My neighbours have replaced electric storage heaters with Fischer electric heaters that you can control the room temperature. They seem very efficient but expensive to buy I think. My old storage heaters get hot but don't heat the room very well, the floor especially always feels cold. We have no gas here.
a kilowatt is a kilowatt is a kilowatt, however much babble there is in the ad campaign. All electric heaters have the same efficiency.
if you are on an economy 7 tariff, the day rate will be high so running the heaters on that will cost you more. A storage heater is a brick that heats up - what makes you think they are worn out?
not my heater but mine looks like this and in a very similar state: i454.photobucket.com/albums/qq262/Dalecarface/Mainstorage.jpg
it's ugly! and also sometimes won't switch on properly.
i'm not in during the day so i feel like i'm not getting the most out of storage heaters.
there's also this one: www.argos.co.uk/product/4154086
i have an immersion tank to heat water. yes no gas annoyingly.
no heater is a pretty thing.
if it doesn't switch on properly that needs fixing. Are you on economy 7? Can you get economy 10? Are you heating your water in the cheap rate?
the Argos heater will cost you 2.5 times your unit rate per hour to run.
With no gas you don't have an alternative really.
As you are not at home during the day, you will not be getting the best use out of storage heaters, though it is rumoured that more modern ones are better insulated and more able to stay hot until evening.
Does your bedroom get too cold overnight?
What are the dimensions and colour of your hot water cylinder? There may be scope for improving economy.
Do you know your meter reading history? (not the bill amount).
It would be useful to know you peak/offpeak usage in winter and in summer.
OK, thanks, I see the photo of the heater. To me it just looks very dirty, and I think there is fluff or thick dust in the slots, which might vacuum out. It is possible to take the covers off, but it would be best to have an electrician do that, safely.
Is the paint actually damaged, for example chipped or scratched by having things dropped on it?
You could buy new heaters, but apart from being clean and unchipped, there might not be any benefit.
It's possible to buy new heaters which incorporate both storage and a convection or fan heater. They cost some hundreds of pounds. It is usual to have them fitted by an electrician, because they are delivered as an electric heater (quite light) and a pallet of thermal bricks which are assembled inside the heater casing once it is installed.

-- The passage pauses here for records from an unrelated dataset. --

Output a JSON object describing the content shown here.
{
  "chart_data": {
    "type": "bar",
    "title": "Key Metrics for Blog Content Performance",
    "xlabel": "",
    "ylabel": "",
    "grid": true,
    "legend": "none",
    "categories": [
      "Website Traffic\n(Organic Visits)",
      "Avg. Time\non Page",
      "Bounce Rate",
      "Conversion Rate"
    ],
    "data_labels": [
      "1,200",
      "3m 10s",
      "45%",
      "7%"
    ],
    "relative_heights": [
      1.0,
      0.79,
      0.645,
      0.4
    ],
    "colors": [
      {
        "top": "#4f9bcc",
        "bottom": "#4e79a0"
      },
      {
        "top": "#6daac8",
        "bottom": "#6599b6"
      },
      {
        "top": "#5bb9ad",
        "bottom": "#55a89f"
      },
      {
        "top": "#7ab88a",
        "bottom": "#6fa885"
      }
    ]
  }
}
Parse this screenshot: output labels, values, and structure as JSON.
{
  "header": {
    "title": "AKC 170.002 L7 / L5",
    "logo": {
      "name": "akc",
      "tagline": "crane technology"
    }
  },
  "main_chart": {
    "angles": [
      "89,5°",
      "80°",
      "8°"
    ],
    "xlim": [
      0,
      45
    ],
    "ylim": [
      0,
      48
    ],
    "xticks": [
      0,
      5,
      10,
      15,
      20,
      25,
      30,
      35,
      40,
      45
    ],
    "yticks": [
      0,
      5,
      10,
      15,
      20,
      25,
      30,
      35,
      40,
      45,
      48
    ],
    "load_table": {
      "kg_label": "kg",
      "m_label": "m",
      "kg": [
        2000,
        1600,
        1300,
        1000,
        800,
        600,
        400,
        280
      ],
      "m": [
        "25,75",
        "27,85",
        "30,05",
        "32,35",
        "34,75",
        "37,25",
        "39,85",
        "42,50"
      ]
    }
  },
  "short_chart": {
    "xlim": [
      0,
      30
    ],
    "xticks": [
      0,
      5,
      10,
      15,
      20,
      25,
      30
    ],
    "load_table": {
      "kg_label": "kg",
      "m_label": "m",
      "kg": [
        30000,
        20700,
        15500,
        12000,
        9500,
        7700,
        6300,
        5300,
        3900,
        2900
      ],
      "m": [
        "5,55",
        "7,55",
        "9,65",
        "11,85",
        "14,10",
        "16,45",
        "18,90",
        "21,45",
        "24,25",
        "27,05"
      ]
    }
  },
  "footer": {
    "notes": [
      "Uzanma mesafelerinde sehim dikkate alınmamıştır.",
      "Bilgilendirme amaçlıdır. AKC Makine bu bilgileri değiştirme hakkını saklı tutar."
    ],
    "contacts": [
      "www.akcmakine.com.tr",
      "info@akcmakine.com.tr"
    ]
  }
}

You can hear the noise of a fan, especially as it ages and becomes worn.
Thanks for the links, PigletJohn.
Sorry for the dumb question but does the kW refer to how much it costs to run or the power of the heat?
A kW - kilowatt - is a unit of power.
Electricity is sold in kilowatt hours, which is the amount of power needed to run a one kilowatt appliance for one hour. So a 3kw appliance will use three units an hour.
If your unit price is 15p, your 3kw appliance costs 45p an hour to run. You also pay a daily standing charge.
Thanks, specialsubject! So increased kW doesn't mean it's more powerful/gives out more heat?
yes it does.
Twice the kW means twice the heat and twice the cost
but as Special says, cost is power multiplied by time.
For convenience, it is expressed as kWh, meaning the amount that a 1kW appliance would use in one hour.
Appliances are described in the power they use, in kW.
A powerful plug-in heater is 3kW (that's the most you can have, though a domestic UK plug. Other countries may be less). Which is enough for a medium-sized room with reasonable insulation. A larger room will be more evenly heated with a heater at each end.
A 3kW fan heater costs the same to run per hour as a 3kW convector or a 3kW oil-filled radiator, and gives out exactly the same amount of heat. A 3kW storage radiator also gives out the same amount of heat and uses the same amount of electricity in an hour, but it normally uses cheap overnight tariff, at about half price, and the heat leaks out during the day.